Astro Seminar Series - Marco Bonici - HYBRID

Wednesday, September 13, 2023 11:30 am - 11:30 am EDT (GMT -04:00)

Marco Bonici
Marco Bonici is a postdoc at the Waterloo Centre for Astrophysics at the University of Waterloo. Originally from Genova, in 2017 he completed his Bachelors and Masters degree at Università degli Studi di Genova in Theoretical Physics. He completed his PhD in Physics and Astrophysics in 2021 at University of Genova, under the supervision of Dr. Carmelita Carbone. Marco is an active member of the Euclid Consortium, mainly working in the Galaxy Clustering working group and at the development of the Euclid official likelihood pipeline. Recently, he has moved his focus on the development of techniques to accelerate the analysis of present and forthcoming surveys, from surrogate models to gradient-based algorithms.
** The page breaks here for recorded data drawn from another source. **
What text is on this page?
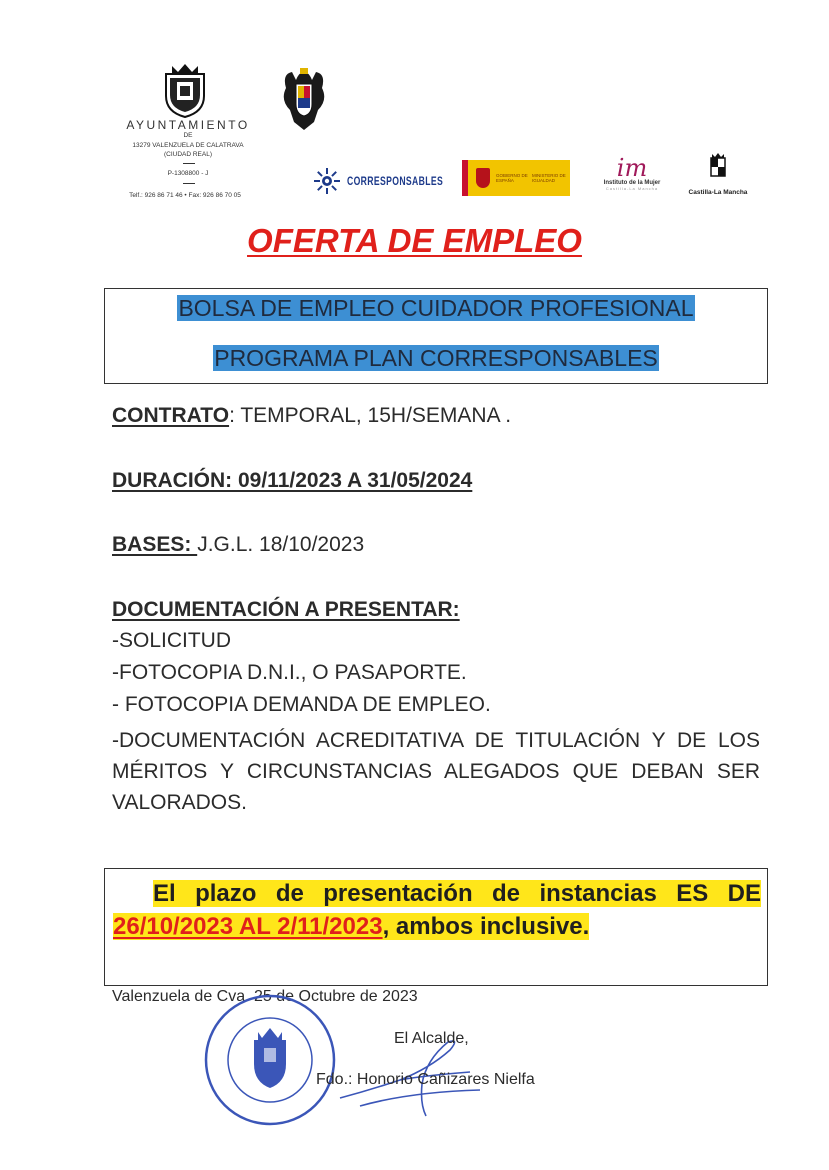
AYUNTAMIENTO
DE
13279 VALENZUELA DE CALATRAVA
(CIUDAD REAL)
P-1308800 - J
Telf.: 926 86 71 46 • Fax: 926 86 70 05
CORRESPONSABLES	GOBIERNO DE ESPAÑA
MINISTERIO DE IGUALDAD	im
Instituto de la Mujer
Castilla-La Mancha
Castilla-La Mancha
OFERTA DE EMPLEO
BOLSA DE EMPLEO CUIDADOR PROFESIONAL
PROGRAMA PLAN CORRESPONSABLES
CONTRATO: TEMPORAL, 15H/SEMANA .
DURACIÓN: 09/11/2023 A 31/05/2024
BASES: J.G.L. 18/10/2023
DOCUMENTACIÓN A PRESENTAR:
-SOLICITUD
-FOTOCOPIA D.N.I., O PASAPORTE.
- FOTOCOPIA DEMANDA DE EMPLEO.
-DOCUMENTACIÓN ACREDITATIVA DE TITULACIÓN Y DE LOS MÉRITOS Y CIRCUNSTANCIAS ALEGADOS QUE DEBAN SER VALORADOS.
El plazo de presentación de instancias ES DE 26/10/2023 AL 2/11/2023, ambos inclusive.
Valenzuela de Cva. 25 de Octubre de 2023
El Alcalde,
Fdo.: Honorio Cañizares Nielfa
Title: Fast and differentiable emulation of cosmological observable

Abstract: Forthcoming LSS and CMB surveys will provide us with an unprecedented amount of data, that will shape our knowledge of the Universe. However, the analysis of these datasets poses a serious computational challenge, pushing standard methods to their limits. In order to face this kind of problem, several codes known as emulator have been developed by the cosmological community. An emulator is an approximate method that mimics the behavior of a computationally expensive function. Although creating an emulator is conceptually straightforward, there are several design choices (type and architecture of the surrogate model, preprocessing procedure, dimensional reduction technique, ...) which can have a dramatic impact on the final performance. In this talk I will present one of these applications, Capse.jl, a novel emulator that utilizes neural networks to predict Cosmic Microwave Background (CMB) temperature, polarization and lensing angular power spectra, which uses different preprocessing and dimensional-reduction techniques to similar works in the literature. The emulator computes predictions in just few microseconds with emulation errors below 0.1 sigma for all the scales relevant for the planned CMB-S4 survey. Capse.jl can also be trained in an hour's time on a CPU. As a test case, we use Capse.jl to analyze Planck 2018 data and ACT DR4 data. We obtain the same result as standard analysis methods with a computational efficiency 3 to 6 order of magnitude higher. We take advantage of the differentiability of our emulators to use gradients-based methods, such as Pathfinder, Hamiltonian Monte Carlo (HMC), and MicroCanonical Hamiltonian MonteCarlo (MCHMC), which speed up the convergence and increase sampling efficiency. Finally, I'll give an overview of similar ongoing applications in the cosmological context and how I am working to extend the developed framework.